Bu Blogda Ara

24 Haziran 2013 Pazartesi

Benim hala umudum var...



Ağaçlar benim için her zaman etkileyici olmuşlardır. Bir bütün halinde kalabalık bir aile gibi duruşlarına saygı duyarım. Bu kimi zaman bir orman kimi zaman da şehrin ortasına sıkışıp kalmış bir korulukta rastladığım ağaçlar topluluğu olabilir.
Tek başlarına olduklarında ise, onlara duyduğum saygı daha da artıyor. Tıpkı kendilerini yalnızlığa mahkum etmiş insanlar gibiler… Dimdik, düşünceli, suskun, kimi zaman bize birşeyler fısıldayan duruşları beni daha da bir etkiler. Ağaçlar hiçbir zaman bağırmazlar. Mutluluklarını da acılarını da haykırmazlar. İnsan oğluna ya da bir başka ağaca öfke duyarlar belki. Ama öfkeyi kusmazlar. Bir ağaç yaşam süresini doldurup kesildiğinde halkalarında tüm savaşını; tüm acıları, tüm hastalıkları görürsünüz. Tüm hayatı harfi harfine yazılıdır, verimsiz yıllar, bereketli yıllar, atlatılan saldırılar, uzun süren fırtınalar, hepsi!
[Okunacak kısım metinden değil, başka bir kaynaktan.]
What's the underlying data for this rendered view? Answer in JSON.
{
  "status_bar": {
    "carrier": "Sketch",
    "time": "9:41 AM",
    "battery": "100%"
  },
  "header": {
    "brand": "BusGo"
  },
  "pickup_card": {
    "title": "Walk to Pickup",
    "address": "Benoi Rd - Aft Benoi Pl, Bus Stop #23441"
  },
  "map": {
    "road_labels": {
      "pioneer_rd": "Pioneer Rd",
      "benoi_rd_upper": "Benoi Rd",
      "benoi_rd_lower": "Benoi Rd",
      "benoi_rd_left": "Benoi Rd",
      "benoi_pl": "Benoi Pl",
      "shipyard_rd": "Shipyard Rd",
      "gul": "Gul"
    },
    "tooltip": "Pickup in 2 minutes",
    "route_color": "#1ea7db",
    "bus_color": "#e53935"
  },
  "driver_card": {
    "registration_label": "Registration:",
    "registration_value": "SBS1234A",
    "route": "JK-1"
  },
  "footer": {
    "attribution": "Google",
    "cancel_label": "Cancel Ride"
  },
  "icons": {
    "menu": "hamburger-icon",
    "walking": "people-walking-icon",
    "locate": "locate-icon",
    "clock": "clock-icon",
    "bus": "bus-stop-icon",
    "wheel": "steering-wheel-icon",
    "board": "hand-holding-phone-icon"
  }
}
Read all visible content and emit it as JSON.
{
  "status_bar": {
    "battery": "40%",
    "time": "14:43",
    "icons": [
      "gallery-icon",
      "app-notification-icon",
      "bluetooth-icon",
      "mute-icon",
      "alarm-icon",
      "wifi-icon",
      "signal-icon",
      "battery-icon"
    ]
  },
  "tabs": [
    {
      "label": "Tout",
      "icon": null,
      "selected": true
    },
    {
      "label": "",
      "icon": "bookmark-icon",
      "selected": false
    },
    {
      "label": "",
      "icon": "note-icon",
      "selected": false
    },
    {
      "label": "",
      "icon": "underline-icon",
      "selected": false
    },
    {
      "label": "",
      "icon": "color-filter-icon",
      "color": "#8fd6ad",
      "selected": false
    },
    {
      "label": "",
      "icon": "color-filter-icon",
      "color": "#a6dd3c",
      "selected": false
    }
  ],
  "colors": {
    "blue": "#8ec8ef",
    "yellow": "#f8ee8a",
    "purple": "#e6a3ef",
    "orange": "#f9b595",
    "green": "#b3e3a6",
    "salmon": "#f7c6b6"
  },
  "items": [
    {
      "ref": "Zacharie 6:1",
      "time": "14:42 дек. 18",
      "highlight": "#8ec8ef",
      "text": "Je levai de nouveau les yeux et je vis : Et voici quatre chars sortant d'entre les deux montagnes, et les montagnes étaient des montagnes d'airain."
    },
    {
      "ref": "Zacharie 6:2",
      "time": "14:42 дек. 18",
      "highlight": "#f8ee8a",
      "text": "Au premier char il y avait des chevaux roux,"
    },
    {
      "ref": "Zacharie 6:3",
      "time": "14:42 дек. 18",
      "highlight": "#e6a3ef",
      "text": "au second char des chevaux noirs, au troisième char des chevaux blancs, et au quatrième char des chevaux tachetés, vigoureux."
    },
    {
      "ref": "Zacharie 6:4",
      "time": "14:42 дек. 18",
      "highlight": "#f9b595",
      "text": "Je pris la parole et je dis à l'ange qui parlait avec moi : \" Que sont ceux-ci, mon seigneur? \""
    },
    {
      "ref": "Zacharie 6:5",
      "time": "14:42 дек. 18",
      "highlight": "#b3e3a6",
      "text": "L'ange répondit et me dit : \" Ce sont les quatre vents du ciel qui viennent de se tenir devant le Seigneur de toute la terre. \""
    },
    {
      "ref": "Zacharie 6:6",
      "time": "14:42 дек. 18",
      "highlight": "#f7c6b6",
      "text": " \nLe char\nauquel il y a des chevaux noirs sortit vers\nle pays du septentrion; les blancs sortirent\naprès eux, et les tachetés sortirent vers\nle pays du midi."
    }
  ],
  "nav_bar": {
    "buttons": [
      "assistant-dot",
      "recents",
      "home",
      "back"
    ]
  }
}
Ağaçlar kutsal varlıklardır. Onlarla konuşmasını, onları işitmesini bilen, gerçeği de yakalar. Onlar bize öğüt vermezler. Bize sunacakları hazır reçeteleri de yoktur.
Üzgün olduğumuzda ve yaşama katlanamadığımız zamanlarda bir ağaç bize şunu diyebilir ancak: Sessiz ol! Sakin ol! Bana bak! Yaşam kolay değil, yaşam zor da değil!

Nasıl bizden uzun yaşıyorlarsa, öylesine uzun düşünceleri vardır ağaçların; uzun soluklu ve sakin. Onların dediğini gerçekten anlamadığımız sürece, bizden daha akıllı görünürler.

Eğer ağaçları duymayı öğrenirsek, işte o zaman özellikle düşüncelerimizin kısırlığı, aceleciliği ve çocukça telaşının, eşsiz bir neşe kaynağı olduğunu görürüz. İşte bu mutluluktur. Mutluluğun ta kendisi!

Ülkemde, ağaçları anlayabilen mutlu insanların olduğunu bilmek umut verici.

Ağaçlar mı bana umut veren insanlar mı bilemiyorum ama “benim hala umudum var.”